I love the way the program works, because we don't tell them dates, names & spout off facts and speculations about the artist or the piece of art. The kids tell us. We ask things like "What do you see?" "How does this make you feel?" "Why?" We teach them that no matter how you look at it or how it makes you feel, there is no wrong answer. You can't be wrong in the world of art! After spending about half the time discussing the art, then the kids get to do a project that the parents think up that corresponds in some way with the pieces they just talked about. Some are fun and successful & some are not. But we are not professionals, nor do we pretend to be and the kids have fun no matter what.

So last week I had my first spring Art Adventure class. Normally I do this with another mom, but she called and said she had an emergency and could I handle it myself. The project seemed fairly easy, so I said yes. The project was looking through a toilet paper tube and drawing only what you saw through the tube. Straightforward enough, I thought. These are bright young kindergarten minds - they can handle it. . . Until we got started. Oh me, oh my! I had one little girl in glasses that swore she could not see through the tube with one eye shut. I told her to put her glasses back on and try and she said she was unable to shut her eyes with her glasses on, nor could she cover up one eye. She ended up keeping both eyes open since the tears were starting to sprout. Then Trinity brings me her picture, which is well done and I can tell she spent a lot of time on it, except she drew me, her father, herself and her brother. Um, two of the four weren't in the room.
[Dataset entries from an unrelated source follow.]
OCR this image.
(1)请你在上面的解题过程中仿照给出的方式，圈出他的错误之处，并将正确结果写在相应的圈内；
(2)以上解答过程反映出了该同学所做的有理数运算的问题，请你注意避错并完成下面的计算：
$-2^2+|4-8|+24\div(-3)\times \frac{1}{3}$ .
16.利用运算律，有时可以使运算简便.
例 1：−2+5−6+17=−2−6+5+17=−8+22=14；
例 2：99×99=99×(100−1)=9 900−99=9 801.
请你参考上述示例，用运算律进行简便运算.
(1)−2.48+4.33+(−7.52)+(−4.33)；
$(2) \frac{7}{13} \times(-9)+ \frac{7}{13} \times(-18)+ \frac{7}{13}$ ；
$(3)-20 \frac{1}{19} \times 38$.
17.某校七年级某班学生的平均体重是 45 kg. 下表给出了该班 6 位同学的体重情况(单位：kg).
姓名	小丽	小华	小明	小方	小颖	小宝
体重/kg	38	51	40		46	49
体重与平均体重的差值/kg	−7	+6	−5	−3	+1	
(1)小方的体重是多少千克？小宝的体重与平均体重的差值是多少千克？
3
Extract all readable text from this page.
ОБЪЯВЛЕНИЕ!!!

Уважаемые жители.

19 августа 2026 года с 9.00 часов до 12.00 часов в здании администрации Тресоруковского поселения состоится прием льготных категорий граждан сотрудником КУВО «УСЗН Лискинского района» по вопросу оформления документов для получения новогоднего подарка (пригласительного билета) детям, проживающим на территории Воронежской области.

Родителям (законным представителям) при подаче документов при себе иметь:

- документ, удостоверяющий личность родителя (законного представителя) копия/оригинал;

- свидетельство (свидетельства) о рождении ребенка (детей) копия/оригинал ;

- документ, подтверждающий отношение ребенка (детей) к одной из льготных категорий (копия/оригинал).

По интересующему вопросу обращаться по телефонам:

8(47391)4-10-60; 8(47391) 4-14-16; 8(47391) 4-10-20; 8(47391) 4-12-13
So, I asked her as sweetly as I could if she could turn her page over and try again, after praising her work of course. She slunk back to her desk and put her head down - AND STARTED TO CRY. Yes, she has the meanest mom in the world, because I made her cry in front of her entire class. I felt so awful.

Today I am going back, on my own again. Wish me luck. I'm going to try really hard not to make anyone cry today, especially my own child.

Wednesday, April 21, 2010

I have so much I want to tell you, but I doubt the baby is going to give me enough time to say it all. So, I am going to meander my way through and hopefully there is a point at the end.
Can I tell you how much I am enjoying being a mom of 2. I love it. However, I am nearing my end of the stay at home mom gig. I am ever so grateful for the opportunity to stay home for over a year with Noah. I was able to stay home for 6 months with Trinity and I loved it. I think that closing the business before Noah was born & then staying home was the correct decision at the time, but now I'm looking for more.
The market is being saturated with photographers claiming to be professional, just because they bought an SLR digital camera. I don't want to spend every moment of my time begging for business and explaining why my prices are higher than the weekend photographer who gets their prints from Wal-Mart. I want to spend my free time with my family. I want to have free time. I love being a photographer and I'm good at what I do. But I want to focus my energy on my children right now. Trinity is only in kindergarten once, Noah is only 1 for a year - I want to savor every moment.
Right before Christmas we learned we were pregnant again. It was bad timing, but we came to love the idea of growing our family and adding another life to our hearts. However, it was not meant to be. We went in for a routine appointment and there was no heartbeat. I ended up having a D&C a few weeks afterwards. We decided to wait to make a decision until our emotions were less raw and now we've decided our family is complete. Unless God decides to intervene, we are done having children. I believe this has prompted my latest transformation.
I have decided to go back to school in the fall and get my teaching certificate. I want to teach. It was my dream in college and the dream is starting to surface again. I am feeling good, very good.